If it comes down either having the termites in your house exterminated or waiting for the timbers to crash down around you, ask the exterminator to apply the chemicals directly to the nest rather than zapping the entire house. If the firm won’t do that, find one that will. And have any extermination done right before you go on vacation so fumes have a chance to die down while you’re away.
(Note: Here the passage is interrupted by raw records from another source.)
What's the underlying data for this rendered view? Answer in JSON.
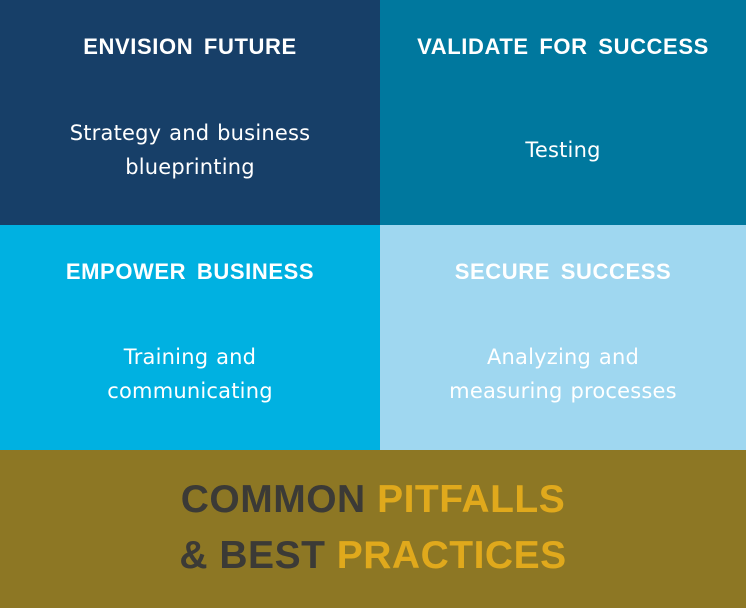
{
  "quadrants": [
    {
      "title": "ENVISION  FUTURE",
      "lines": [
        "Strategy and business",
        "blueprinting"
      ],
      "color": "#173f68"
    },
    {
      "title": "VALIDATE FOR  SUCCESS",
      "lines": [
        "Testing"
      ],
      "color": "#00789e"
    },
    {
      "title": "EMPOWER  BUSINESS",
      "lines": [
        "Training  and",
        "communicating"
      ],
      "color": "#00b1e1"
    },
    {
      "title": "SECURE SUCCESS",
      "lines": [
        "Analyzing and",
        "measuring processes"
      ],
      "color": "#9fd7f0"
    }
  ],
  "banner": {
    "line1": {
      "dark": "COMMON",
      "gold": "PITFALLS"
    },
    "line2": {
      "dark": "& BEST",
      "gold": "PRACTICES"
    },
    "background": "#8d7724",
    "dark_color": "#3b3a36",
    "gold_color": "#e0a91c"
  }
}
You may even be able to escape overhead spraying outdoors. A woman in Texas who is extremely sensitive to chemicals tell us: ”The little town I live in fogs for mosquitoes. I was hit with the fumes six times before I finally convinced them that they had to call me before they started fogging.

I told them that if they hit me again, they might as well not send ambulance, they should send the hearse instead. Now they have a sign on the fogger that says ’Do not remove this machine from the garage without calling Mrs. Scherzer, 278-4817.’

”This year,” she continued, ”the town itself wasn’t spraying, but the country was. And the country man would come around and knock on my door at nine A.M. and say, ’We’re going to fog this area at six o’clock this evening.’ That would give me enough time to leave town. I’d spend a couple of days with my daughter or mother in law until the stuff go out of the air.”